The good thing is that, besides Hollywood, there is an eastern sci-fi movement that is gaining momentum. For example, China and Japan are doing quite a bit of work in the genre and their version is very nuanced. They are not taken up with scale, their sci-fi deals more with thought-out stories and concepts. That’s something that India needs to wake up to.

I spoke to a lot of people who watched Cargo and reached out to me. And, in turn, I discovered that they had some really insane stories, some really good concepts. I really think that we are on the verge of a revolution… it’s just that somebody has to push through. The day the people backing content in India, like the OTT platforms, start encouraging diversity in narrative, that’s the day when it will happen. But what we need to keep in mind is that one’s film can be fantastical or sci-fi, but it also needs to be personal. That’s very important. A sci-fi film like Arrival (2016) illustrates that.

What have been your biggest influences in the genre, be it books or films?
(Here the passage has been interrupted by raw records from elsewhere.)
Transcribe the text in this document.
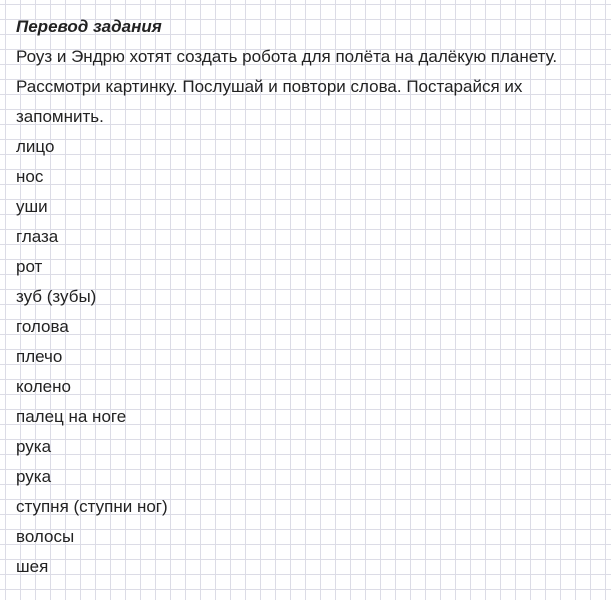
Перевод задания

Роуз и Эндрю хотят создать робота для полёта на далёкую планету.

Рассмотри картинку. Послушай и повтори слова. Постарайся их

запомнить.

лицо
нос
уши
глаза
рот
зуб (зубы)
голова
плечо
колено
палец на ноге
рука
рука
ступня (ступни ног)
волосы
шея
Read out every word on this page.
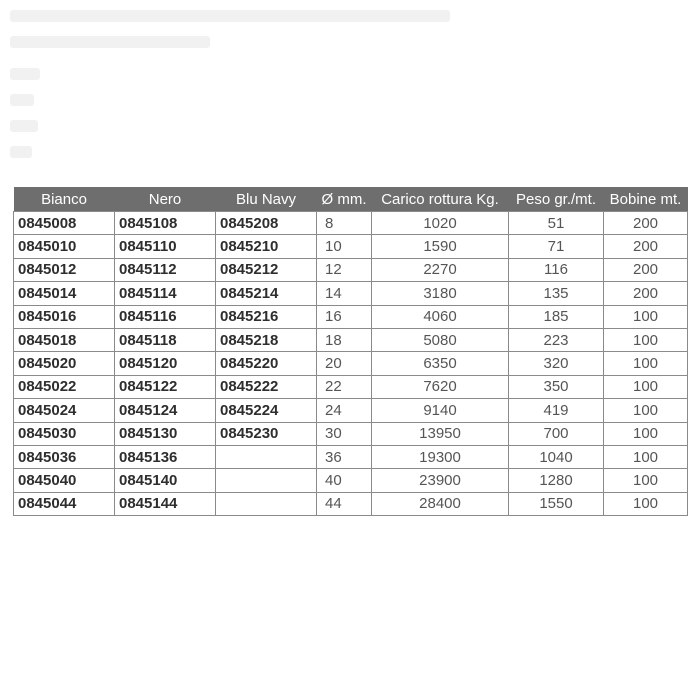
Bianco	Nero	Blu Navy	Ø mm.	Carico rottura Kg.	Peso gr./mt.	Bobine mt.
0845008	0845108	0845208	8	1020	51	200
0845010	0845110	0845210	10	1590	71	200
0845012	0845112	0845212	12	2270	116	200
0845014	0845114	0845214	14	3180	135	200
0845016	0845116	0845216	16	4060	185	100
0845018	0845118	0845218	18	5080	223	100
0845020	0845120	0845220	20	6350	320	100
0845022	0845122	0845222	22	7620	350	100
0845024	0845124	0845224	24	9140	419	100
0845030	0845130	0845230	30	13950	700	100
0845036	0845136		36	19300	1040	100
0845040	0845140		40	23900	1280	100
0845044	0845144		44	28400	1550	100
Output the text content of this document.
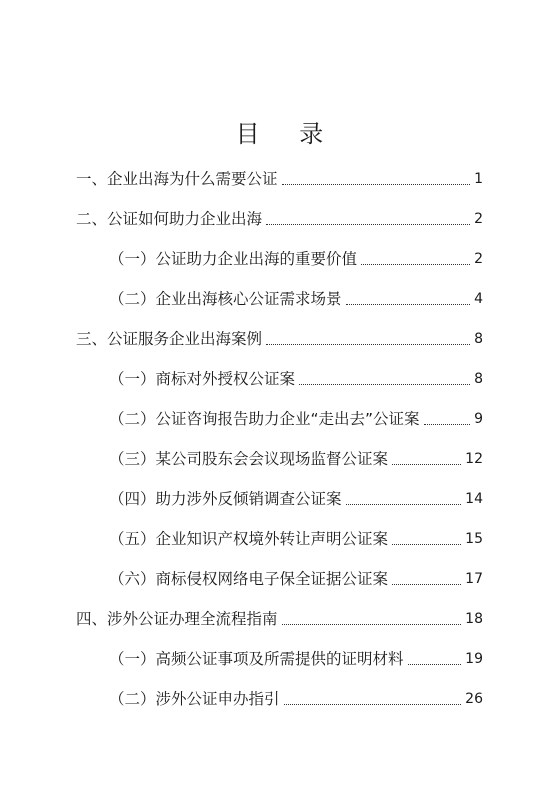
目 录
一、企业出海为什么需要公证	1
二、公证如何助力企业出海	2
（一）公证助力企业出海的重要价值	2
（二）企业出海核心公证需求场景	4
三、公证服务企业出海案例	8
（一）商标对外授权公证案	8
（二）公证咨询报告助力企业“走出去”公证案	9
（三）某公司股东会会议现场监督公证案	12
（四）助力涉外反倾销调查公证案	14
（五）企业知识产权境外转让声明公证案	15
（六）商标侵权网络电子保全证据公证案	17
四、涉外公证办理全流程指南	18
（一）高频公证事项及所需提供的证明材料	19
（二）涉外公证申办指引	26
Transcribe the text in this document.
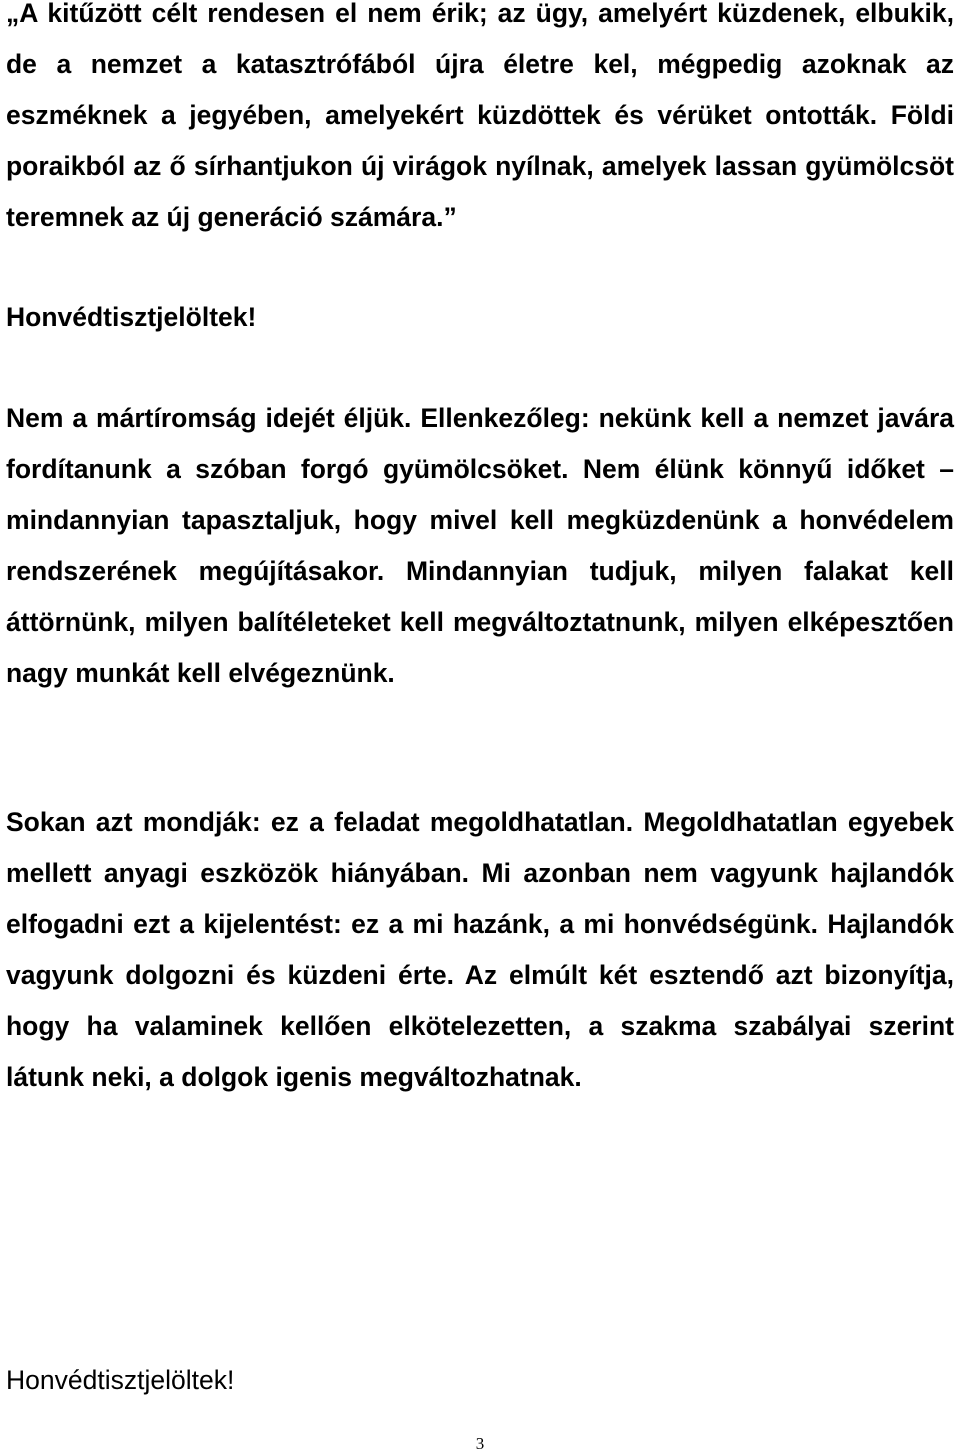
„A kitűzött célt rendesen el nem érik; az ügy, amelyért küzdenek, elbukik, de a nemzet a katasztrófából újra életre kel, mégpedig azoknak az eszméknek a jegyében, amelyekért küzdöttek és vérüket ontották. Földi poraikból az ő sírhantjukon új virágok nyílnak, amelyek lassan gyümölcsöt teremnek az új generáció számára.”

Honvédtisztjelöltek!

Nem a mártíromság idejét éljük. Ellenkezőleg: nekünk kell a nemzet javára fordítanunk a szóban forgó gyümölcsöket. Nem élünk könnyű időket – mindannyian tapasztaljuk, hogy mivel kell megküzdenünk a honvédelem rendszerének megújításakor. Mindannyian tudjuk, milyen falakat kell áttörnünk, milyen balítéleteket kell megváltoztatnunk, milyen elképesztően nagy munkát kell elvégeznünk.

Sokan azt mondják: ez a feladat megoldhatatlan. Megoldhatatlan egyebek mellett anyagi eszközök hiányában. Mi azonban nem vagyunk hajlandók elfogadni ezt a kijelentést: ez a mi hazánk, a mi honvédségünk. Hajlandók vagyunk dolgozni és küzdeni érte. Az elmúlt két esztendő azt bizonyítja, hogy ha valaminek kellően elkötelezetten, a szakma szabályai szerint látunk neki, a dolgok igenis megváltozhatnak.

Honvédtisztjelöltek!

3
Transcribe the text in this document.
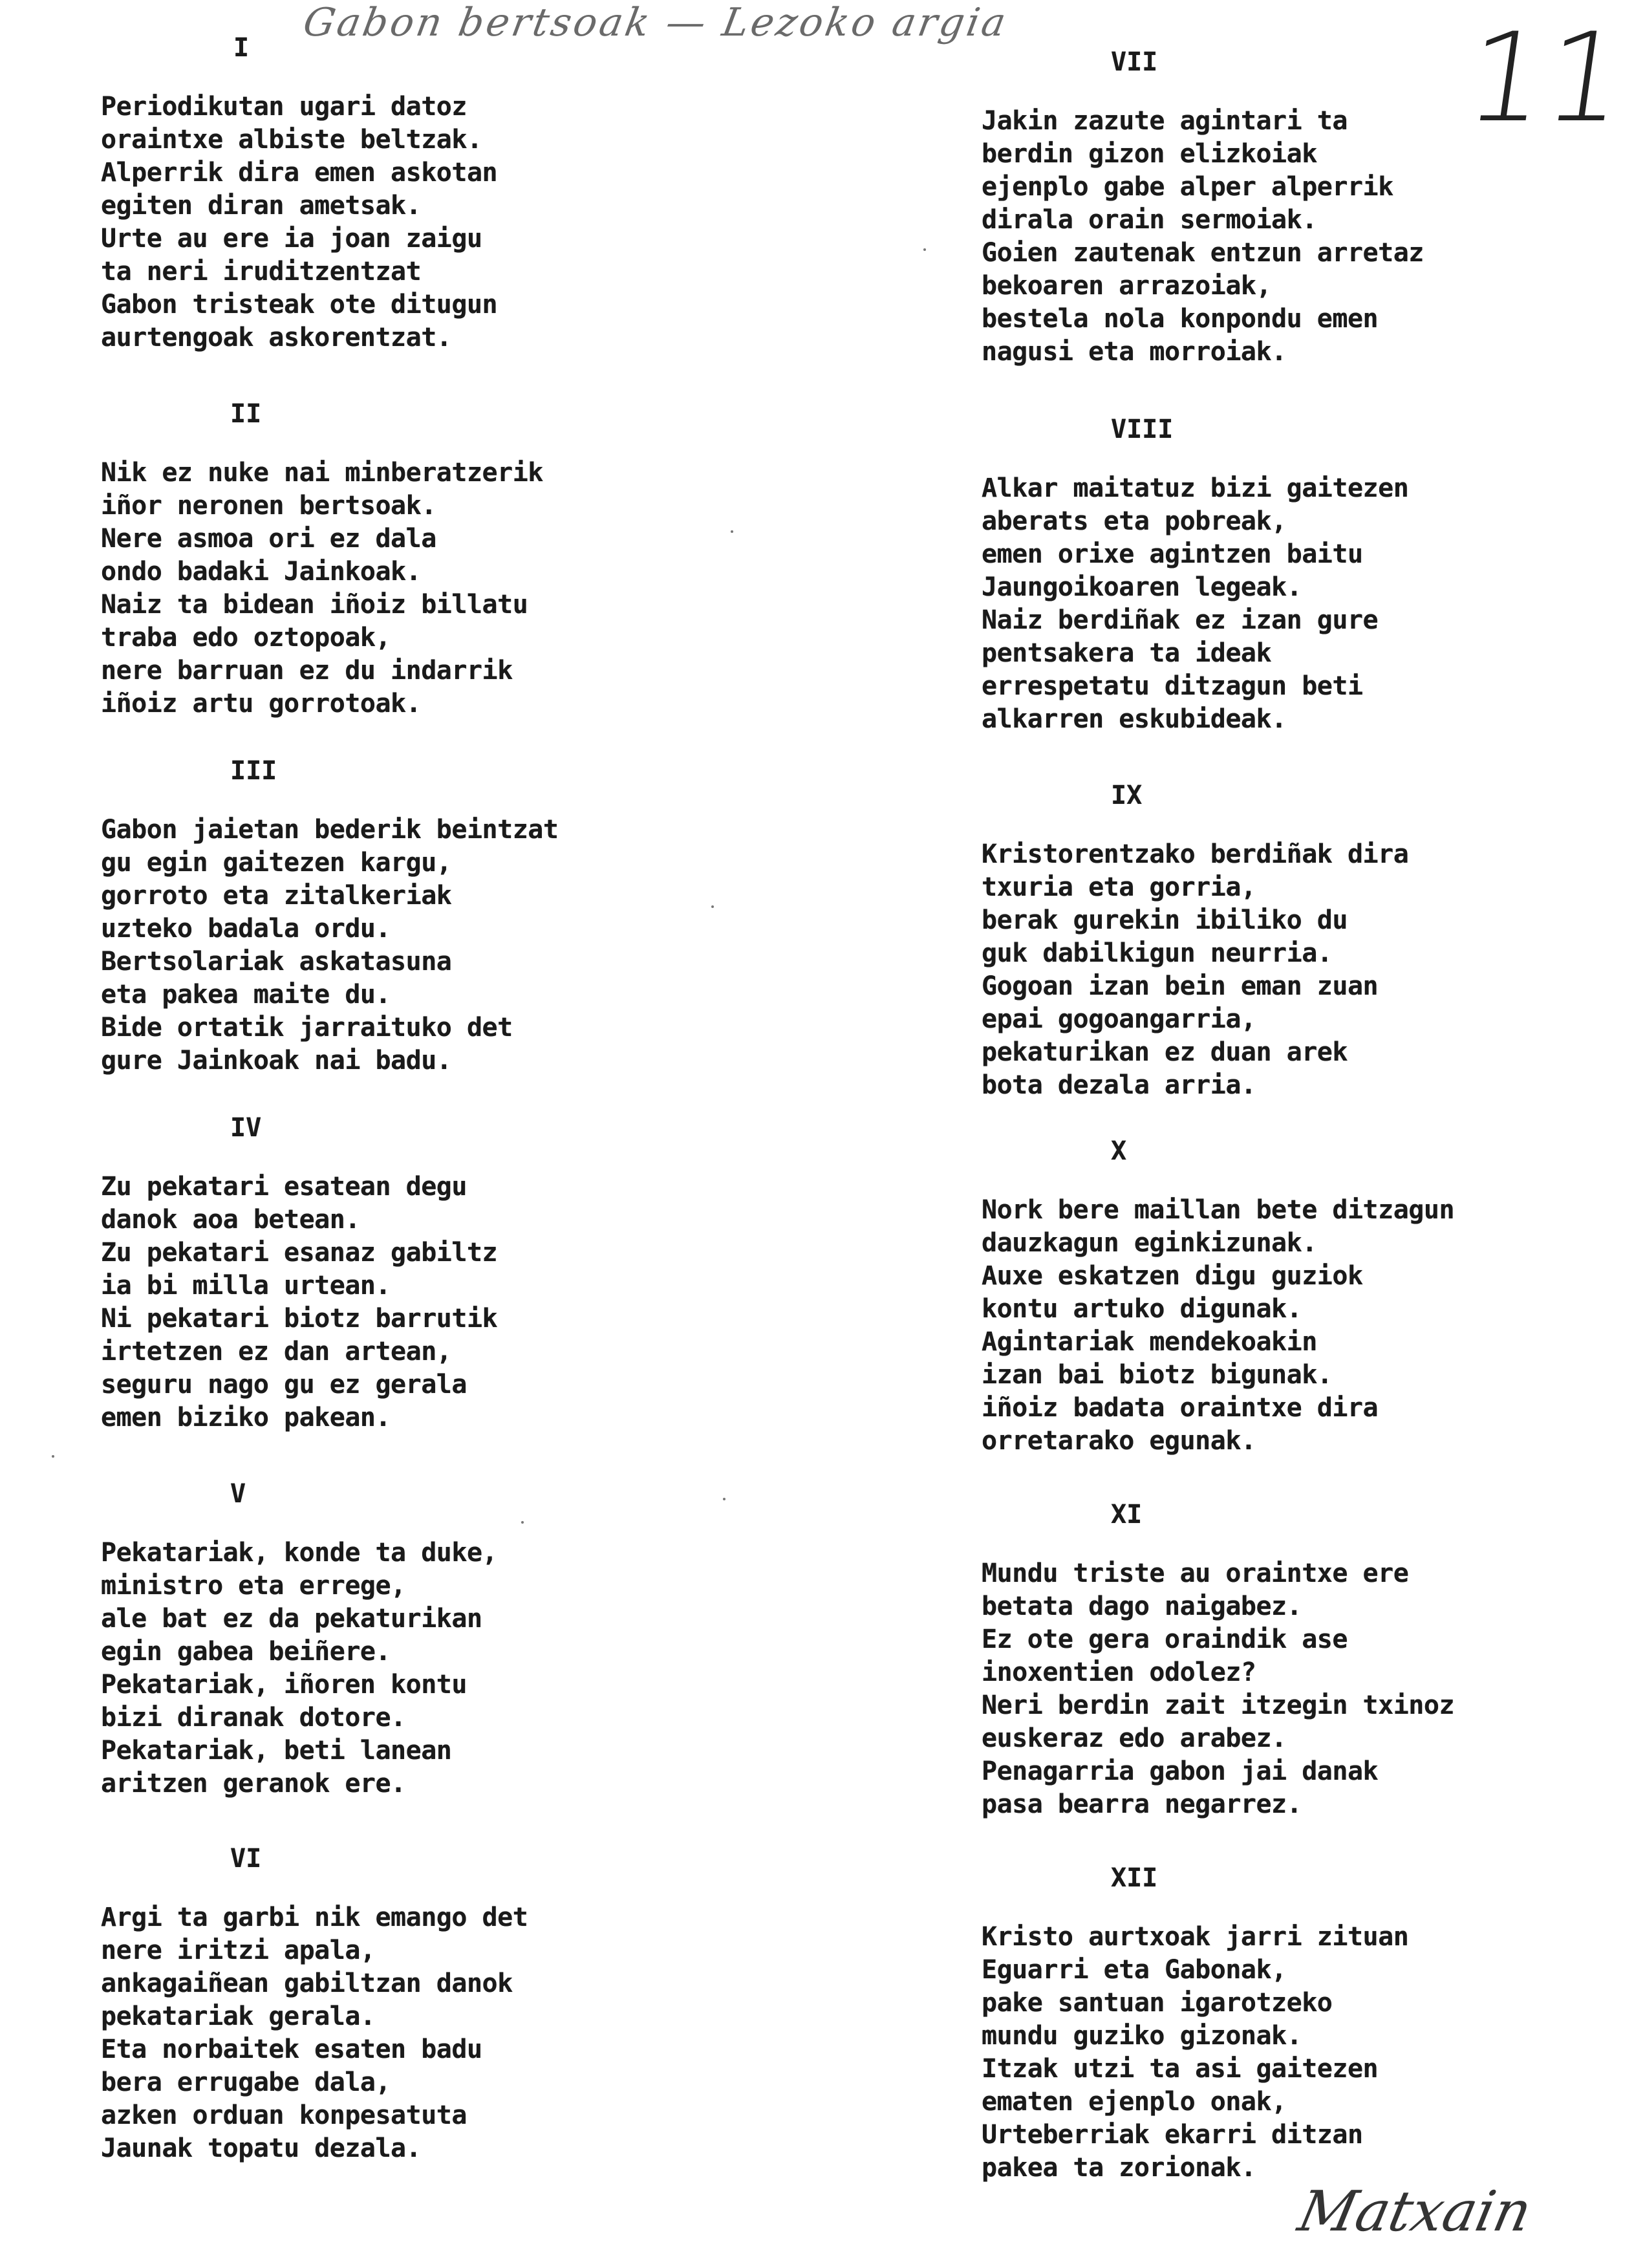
Gabon bertsoak — Lezoko argia	11
I
Periodikutan ugari datoz
oraintxe albiste beltzak.
Alperrik dira emen askotan
egiten diran ametsak.
Urte au ere ia joan zaigu
ta neri iruditzentzat
Gabon tristeak ote ditugun
aurtengoak askorentzat.
II
Nik ez nuke nai minberatzerik
iñor neronen bertsoak.
Nere asmoa ori ez dala
ondo badaki Jainkoak.
Naiz ta bidean iñoiz billatu
traba edo oztopoak,
nere barruan ez du indarrik
iñoiz artu gorrotoak.
III
Gabon jaietan bederik beintzat
gu egin gaitezen kargu,
gorroto eta zitalkeriak
uzteko badala ordu.
Bertsolariak askatasuna
eta pakea maite du.
Bide ortatik jarraituko det
gure Jainkoak nai badu.
IV
Zu pekatari esatean degu
danok aoa betean.
Zu pekatari esanaz gabiltz
ia bi milla urtean.
Ni pekatari biotz barrutik
irtetzen ez dan artean,
seguru nago gu ez gerala
emen biziko pakean.
V
Pekatariak, konde ta duke,
ministro eta errege,
ale bat ez da pekaturikan
egin gabea beiñere.
Pekatariak, iñoren kontu
bizi diranak dotore.
Pekatariak, beti lanean
aritzen geranok ere.
VI
Argi ta garbi nik emango det
nere iritzi apala,
ankagaiñean gabiltzan danok
pekatariak gerala.
Eta norbaitek esaten badu
bera errugabe dala,
azken orduan konpesatuta
Jaunak topatu dezala.
VII
Jakin zazute agintari ta
berdin gizon elizkoiak
ejenplo gabe alper alperrik
dirala orain sermoiak.
Goien zautenak entzun arretaz
bekoaren arrazoiak,
bestela nola konpondu emen
nagusi eta morroiak.
VIII
Alkar maitatuz bizi gaitezen
aberats eta pobreak,
emen orixe agintzen baitu
Jaungoikoaren legeak.
Naiz berdiñak ez izan gure
pentsakera ta ideak
errespetatu ditzagun beti
alkarren eskubideak.
IX
Kristorentzako berdiñak dira
txuria eta gorria,
berak gurekin ibiliko du
guk dabilkigun neurria.
Gogoan izan bein eman zuan
epai gogoangarria,
pekaturikan ez duan arek
bota dezala arria.
X
Nork bere maillan bete ditzagun
dauzkagun eginkizunak.
Auxe eskatzen digu guziok
kontu artuko digunak.
Agintariak mendekoakin
izan bai biotz bigunak.
iñoiz badata oraintxe dira
orretarako egunak.
XI
Mundu triste au oraintxe ere
betata dago naigabez.
Ez ote gera oraindik ase
inoxentien odolez?
Neri berdin zait itzegin txinoz
euskeraz edo arabez.
Penagarria gabon jai danak
pasa bearra negarrez.
XII
Kristo aurtxoak jarri zituan
Eguarri eta Gabonak,
pake santuan igarotzeko
mundu guziko gizonak.
Itzak utzi ta asi gaitezen
ematen ejenplo onak,
Urteberriak ekarri ditzan
pakea ta zorionak.
Matxain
I derive a lot of sci-fi inspiration from the books I read. One author I admire is Liu Cixin, who wrote The Wandering Earth that became such a huge hit on Netflix. Then there is Ted Chiang. I also love reading the work of Ursula K. Le Guin. As far as filmmakers are concerned, I am a fan of everyone from (Stanley) Kubrick who gave us an epic film like 2001: A Space Odyssey to indie filmmakers like Shane Carruth who directed Primer (2004). I also like someone like Michel Gondry who are so inventive. Like if you don’t have money for a space helmet, you will make it with silver foil and you will make people believe it (laughs). I like that attitude of koi tension nahin lene ka, bas bana dene ka! (Laughs)

So when does the larger audience get to watch Cargo?

We are going to quite a few film festivals (Cargo was slated to show at the South By Southwest Film Festival in Texas and at the Indian Film Festival of Los Angeles, both of which are now in limbo because of the Covid-19 outbreak). I think we are eyeing a June-July release date in India.

What’s the way forward for you in this space?

I plan to go deeper. I just hope there is more money for the genre in India, which will enable me to expand the scale of my stories. It’s my mission to bring sci-fi into India, not just for myself but also enable other enthusiasts to fulfil their dreams in this space. I am also adopting a 360-degree approach in terms of developing sci-fi podcasts and so on.